If you really want to go for deep learning in OpenCV, i so suggest using latest master 4.x branch. There are like daily fixes on these things, so 3.4 will probably be heavily outdated...
i'm getting similar problems with pytorch->onnx->dnn with 4.1.0.
a simple conv/bn/relu/pool is highly inaccurate with a bn in it, and ok with bn removed.
https://gist.github.com/berak/43ad415...
solved my problem:
model.eval()
needs to be called before saving the onnx, to put it from "train" ito "evaluation" mode, similar to "freezing" a tf network.I also have bn as a second layer after conv. The outputs are quite different in OpenCV comparing to Tensorflow. There was something strange. I saw the Keras bn layer is done by several nodes in Tensorflow but in OpenCV I see only one layer named fused_batchnorm.
Feel free to open an issue providing steps to reproduce it (attach the model). We observed several times buggy Keras batch normalization - it does not switch between training nd testing mode properly. So if the latest master or the latest 3.4 branches produce wrong results - let's investigate if together without woodoo debugging but with reproducible reports. Thanks!

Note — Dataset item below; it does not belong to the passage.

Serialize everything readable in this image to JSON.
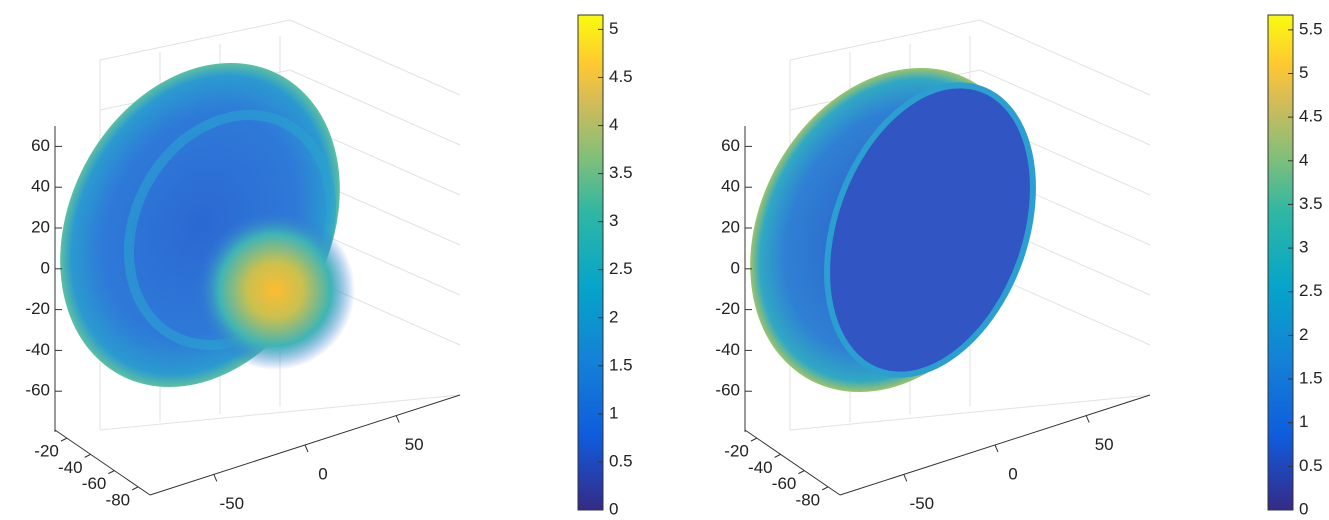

Will do. I will have to verify which version I am using and gather the relevant information.
I think there is already an issue on the topic here. Have you frozen the graph_def file like described in the comment?
Yes I used tf.keras.backend.set_learning_phase(0) before loading the model from the keras saved file then used tf.graph_util.convert_variables_to_constants(...)
Added the first part of the model (up to the batchnorm) and some test data in the issue https://github.com/opencv/opencv/issu...
I found the problem with the help of dkurt. Seems the BatchNorm was configured wrongly for channels first data format instead of channels last.